The US has employed a variety of strategies to remove such left-wing leaders from power, ranging from outright coups d’état - when they put President Zelaya of Honduras on a plane and removed him from the country to instigating parliamentary coups like in Paraguay, and using the judicial system in Brazil.

In Venezuela, a new formula was used: economic sabotage.

Economic sabotage started under the Barack Obama administration with an executive order known as the “Obama Decree”, which designated Venezuela as “an unusual and extraordinary threat to US national security”.

From that moment, the US executive branch was endowed with exceptional power to carry out a set of unilateral coercive measures to intervene in the internal affairs of Venezuela. Coercive economic measures are used as a weapon of war, and since Trump came in he has taken 150 unilateral coercive measures against Venezuela.

It is technically inaccurate to depict such measures as sanctions, as only the UN Security Council can impose sanctions on a country, if it is deemed a threat to international peace and security.

According to the UN Charter, states must allow the free passage of medical and hospital goods and essential food, and humanitarian law stipulates that states are prohibited from imposing a blockade, siege or economic sanctions that will cause starvation.

The extreme unilateral measures taken by the US have been in direct violation of the UN Charter, as well as international and humanitarian law.
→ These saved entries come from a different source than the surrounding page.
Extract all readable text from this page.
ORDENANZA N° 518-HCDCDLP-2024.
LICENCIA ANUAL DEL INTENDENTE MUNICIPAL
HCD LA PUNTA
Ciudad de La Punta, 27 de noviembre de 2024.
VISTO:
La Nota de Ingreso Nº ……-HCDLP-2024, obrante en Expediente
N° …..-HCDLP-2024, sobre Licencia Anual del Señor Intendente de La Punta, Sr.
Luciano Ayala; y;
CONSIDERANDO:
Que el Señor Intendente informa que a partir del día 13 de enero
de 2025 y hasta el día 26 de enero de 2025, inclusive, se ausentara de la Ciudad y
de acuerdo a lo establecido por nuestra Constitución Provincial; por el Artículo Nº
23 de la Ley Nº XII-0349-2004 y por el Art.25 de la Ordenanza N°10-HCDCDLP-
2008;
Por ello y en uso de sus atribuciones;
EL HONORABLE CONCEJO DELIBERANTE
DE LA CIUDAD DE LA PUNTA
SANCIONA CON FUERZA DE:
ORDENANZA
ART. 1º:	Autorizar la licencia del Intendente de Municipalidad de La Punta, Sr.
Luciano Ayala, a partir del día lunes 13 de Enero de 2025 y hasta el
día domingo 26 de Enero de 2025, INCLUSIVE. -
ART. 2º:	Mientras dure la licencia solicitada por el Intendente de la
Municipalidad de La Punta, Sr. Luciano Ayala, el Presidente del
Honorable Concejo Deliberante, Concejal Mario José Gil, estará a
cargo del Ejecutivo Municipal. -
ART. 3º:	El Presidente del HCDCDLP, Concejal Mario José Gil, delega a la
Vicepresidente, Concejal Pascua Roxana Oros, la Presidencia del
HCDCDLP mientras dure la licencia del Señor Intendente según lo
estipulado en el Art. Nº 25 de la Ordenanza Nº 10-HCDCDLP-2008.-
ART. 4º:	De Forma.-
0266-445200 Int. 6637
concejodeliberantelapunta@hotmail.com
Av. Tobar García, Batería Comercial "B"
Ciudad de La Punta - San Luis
According to Venezuela, an estimated 300000 people are at risk due to a lack of medicine.

Venezuela imports most of the medicine it needs, and 34% of that comes from the US. While the US tries to claim that food and medicine are not affected by the executive orders, the illegal obstruction of the country’s payments in international banking to prevent the importation of medicines and goods have led to the inability of the state to provide medical care to its people.

For example, in May last year, payments of $9million (R137m) for the acquisition of supplies for dialysis for the treatment of 15000 patients were blocked. In collusion with the US, in the same month last year, Colombia blocked the shipment to Venezuela of 400000kg of food.

The US has gone full throttle to economically asphyxiate Venezuela, imposing a unilateral embargo on its oil exports, which comprise 95% of the country’s income.

In January this year, the Trump administration approved new economic coercive measures against the Venezuelan state-owned oil company by freezing $7000m in assets of the subsidiary company CITGO, in addition to an estimated loss of $11000m of its exports in the next few years.

In an illegal move, the Bank of England also announced the illegal confiscation of $13billion of gold belonging to Venezuela in January this year.

The total funds belonging to Venezuela which have been frozen or illegally confiscated by international banks comes to over $5trillion.